Seanad debates

Monday, 10 May 2021

Future of Banking in Ireland: Statements

 

10:30 am

Photo of Gerard CraughwellGerard Craughwell (Independent) | Oireachtas source

I welcome the Minister to the House. It is the first time I have addressed him since this Government was formed. I welcome the reopening of the country as it is happening in a clear, managed way. The calm manner in which the Minister has dealt with questions on live media over the past 12 months about the state of the economy and the damage Covid is doing to it has been remarkable. It encourages a certain amount of confidence in people and helps them to relax. I congratulate the Minister on that.

We are talking about banks today. When I was growing up, the only time I ever saw my father wear a suit was when he was going to a funeral or to the bank. I remember my first encounter with the bank as a young corporal buying my first house in Galway. I remember how the bank manager bent over backwards to do everything to help me. Ten years later, when I had run a business into the ground and lost everything I owned, that same bank manager held my hand as we walked through a liquidation process. In the end, his bank took my house but at least I was able to talk to him. I remember the day I told him I was broke. He sat me down, ordered coffee and biscuits and asked how we were going to solve the problem.

I heard previous speakers talk about banks being about the community. They are not; they are about shareholders now. The community no longer has a place. The banks will do what their shareholders need them to do. I pity people like the Minister who has to deal with these people. We saw in 2008 how they lied through their teeth about the state of the economy and their own balance sheets. They lied through their teeth and made the citizens of this country pay for the banks' recklessness. We talk about competition but I do not want to see the competition we had in the crazy mid-1990s right up to the mid-2000s again. I do not want to see banks coming into this country to suck the life and soul out of taxpayers and the hard-working people of this country. I want the Minister to control the system as best he can.
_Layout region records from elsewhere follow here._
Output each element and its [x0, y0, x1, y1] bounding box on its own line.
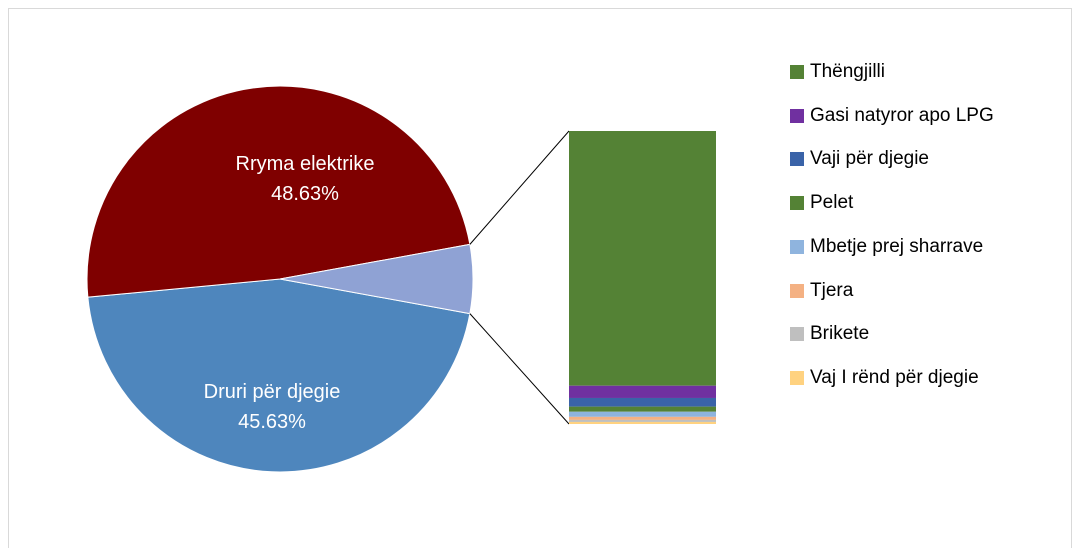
- connector-lines: [469, 130, 570, 425]
- bar-segment: [569, 397, 716, 407]
- legend-item: Thëngjilli: [790, 60, 885, 84]
- pie-labels: Rryma elektrike 48.63% Druri për djegie 45.…: [204, 153, 375, 433]
- legend-item: Brikete: [790, 322, 869, 346]
- breakdown-bar: [569, 131, 716, 424]
- legend-label: Tjera: [810, 279, 854, 301]
- legend-swatch: [790, 152, 804, 167]
- legend-swatch: [790, 283, 804, 298]
- legend-label: Gasi natyror apo LPG: [810, 104, 994, 126]
- slice-label: Rryma elektrike: [236, 153, 375, 175]
- legend-swatch: [790, 196, 804, 211]
- bar-segment: [569, 421, 716, 424]
- pie-slice: [279, 243, 474, 315]
- pie: [86, 85, 474, 473]
- pie-slice: [87, 278, 471, 473]
- bar-segment: [569, 416, 716, 420]
- bar-segment: [569, 406, 716, 412]
- slice-value-label: 45.63%: [238, 411, 306, 433]
- legend-label: Thëngjilli: [810, 61, 885, 82]
- legend-swatch: [790, 327, 804, 342]
- slice-label: Druri për djegie: [204, 381, 341, 403]
- legend-swatch: [790, 370, 804, 385]
- legend-item: Tjera: [790, 279, 853, 303]
- legend-swatch: [790, 108, 804, 123]
- legend-swatch: [790, 65, 804, 79]
- bar-segment: [569, 131, 716, 386]
- connector-line-bottom: [469, 313, 570, 425]
- chart-frame: [8, 8, 1072, 548]
- bar-segment: [569, 419, 716, 422]
- bar-segment: [569, 411, 716, 417]
- legend-item: Vaj I rënd për djegie: [790, 366, 979, 390]
- legend-swatch: [790, 239, 804, 254]
- legend-item: Pelet: [790, 191, 853, 215]
- connector-line-top: [469, 130, 570, 245]
- slice-value-label: 48.63%: [271, 183, 339, 205]
- legend-label: Pelet: [810, 192, 854, 214]
- legend-label: Mbetje prej sharrave: [810, 235, 984, 257]
- legend-item: Mbetje prej sharrave: [790, 235, 983, 259]
- bar-segment: [569, 385, 716, 398]
- pie-slice: [86, 85, 471, 298]
- legend-label: Vaj I rënd për djegie: [810, 366, 979, 388]
- legend-label: Brikete: [810, 323, 870, 345]
- legend-item: Gasi natyror apo LPG: [790, 104, 994, 128]
- legend-label: Vaji për djegie: [810, 148, 930, 170]
- legend-item: Vaji për djegie: [790, 147, 929, 171]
While it is bad that we are now down to three banks in this country and competition will be limited, what is even worse are the limitations we are putting on credit unions. I was recently told that the maximum amount that can be held in credit union savings now stands at €30,000. People living in rural Ireland who do not have access to a local bank branch may have access to a credit union.We need to give the credit unions more space. I heard my colleague, Senator Kyne, speaking about the Sparkasse system. We need to look at that a little more carefully to see where we are going in respect of community banking. I have been to Germany and have looked at some of the community banking systems there and how they have been involved in the development of infrastructure in the cities, not just in the provision of personal loans and mortgages. They have provided infrastructure and seed capital for factories and have been involved in every aspect of community. That is what we need in this country.

I am at an age when I have been using and teaching technology for all of 25 years before I came in here. It still amuses me when I ring my bank and I am asked to press "1" for this and "2" for that, and to key in then my membership, account number or personal access PIN. You go through all of these steps eventually to get a machine that will say it will provide a new password for your Internet banking account. You never get to talk to a human being any more. Where are the bank managers who used to have human empathy and are going to help the small businesses of this country get back on their feet and who have been crucified over the past 12 months, albeit the Government has supported them well? They now need their banks to step up to the plate to support them for the rest of the time. We need a change of view and, as my colleague, Senator Burke, said, we need the Central Bank to be a little bit less academic and a little more human in its approach.

Senator Burke also mentioned personal contract plans, PCPs. I wonder is that the next bubble we are waiting to burst, and if it does, where will that land our economy?

I congratulate the Minister on what he is doing and I look forward to seeing him work us out of this Covid-19 disaster.